Il “cambio di era” nel quale siamo immersi è caratterizzato dalla megacrisi de-generativa che percorre il mondo e i nostri mondi. Che vi sia, da parte dei principali player a livello internazionale, la volontà di guardare a un nuovo ordine globale è un dato acclarato: altrettanto lo è il rischio che tale transizione si consumi in una gigantesca economia di guerra, di competizione esasperata, di mancanza di cooperazione. Eppure, crediamo, ci sono grandi potenzialità per cambiare via: cominciando a considerare lo sviluppo umano integrale un tema geostrategico decisivo.
Principi e valori, intrecci culturali, scelte politico-istituzionali, dinamiche economico-finanziarie, regole: tutto questo, che identifica la complessità del reale, viene guardato con approccio separante e lineare. Ma tutto, in realtà, si tiene ed è interconnesso: agire sui vari piani in tempi diversi può rappresentare un errore fatale.

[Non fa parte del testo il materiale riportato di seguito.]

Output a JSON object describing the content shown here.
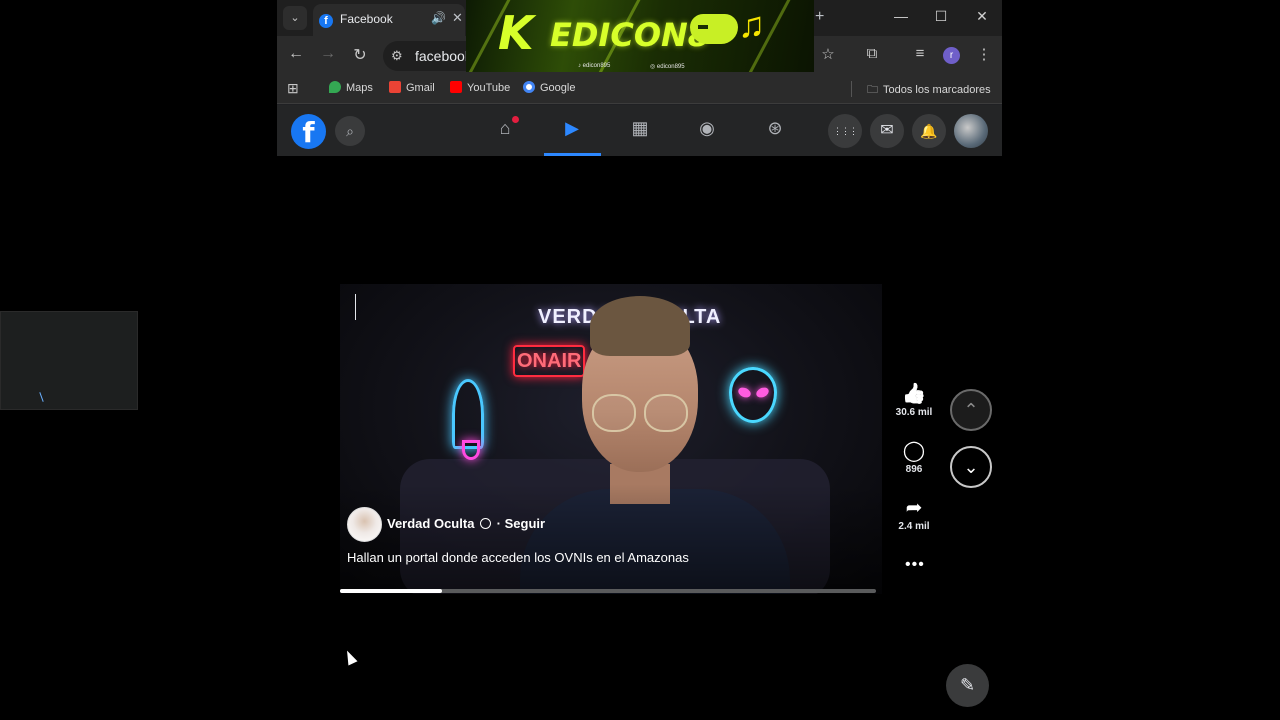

Servono scenari complessi e qui s’incontrano le difficoltà di classi dirigenti che si mostrano disabituate alla complessità.
Chi non vuole la pace ? Molti osservatori, giustamente, si domandano: quale pace ? Secondo noi, nel “cambio di era”, la vera pace si può ri-costruire (costruire continuamente) solo avendo a cuore la sostenibilità politico-strategica del mondo e dei mondi. Fanno amaramente sorridere le posizioni di chi vorrebbe scegliere tra il “governo del mentre” e l’ “oltre”. Come si può separare l’unica dimensione dell’agire strategico ?
La tragedia dei nostri anni è che, nel riarmo generalizzato che si sta consumando a livello internazionale, a pagare il prezzo siano sempre e soltanto le popolazioni inermi che vengono oltraggiate e colpite a morte. I resistenti vanno aiutati, anche militarmente, ma la resa alla guerra permanente equivale a teorizzare la resa delle popolazioni colpite da invasioni dirette (si veda l’Ucraina) o vittime di conflitti e guerre sparsi per il mondo e di cui ben pochi, almeno nelle cronache, parlano.
Occorre un realismo diverso. La guerra ha molte sfaccettature. Essa, ad esempio, è anche nel mancato accesso all’acqua: frutto di politiche sbagliate nel mancato investimento in infrastrutture resilienti e nella cessione del bene più importante della vita a logiche di solo profitto; conseguenza di una crisi climatica drammatica; utilizzo dell’acqua come arma geopolitica. La guerra, per fare un altro esempio, è anche nelle crescenti disuguaglianze in società nelle quali si sono erose le garanzie pubbliche di accesso alla sanità, all’istruzione e nelle quali, tema che ci colpisce sempre molto, la povertà (drammatica per chi non ha lavoro) attraversa ormai anche chi un lavoro ce l’ha.
In questo quadro, nel realismo necessario e nell’oltre che già percorre il qui-e-ora, le decisioni strategiche devono fare i conti, da ogni territorio al mondo (e ritorno), con la questione dello sviluppo umano integrale. La relazione come fondamento, un pensiero che lavori a ri-congiungere gli opposti, una politica di mediazione-visione dentro istituzioni de-burocratizzate, scelte economiche di “competizione cooperativa”, regole adeguate a un mondo in transizione: questo quadro d’insieme (fatto d’interrelazioni e di retroazioni) è necessario, e lo approfondiremo, non per un governo della complessità ma per un governo che tenga conto della complessità planetaria in ogni nostra scelta continentale, regionale, nazionale, territoriale, personale.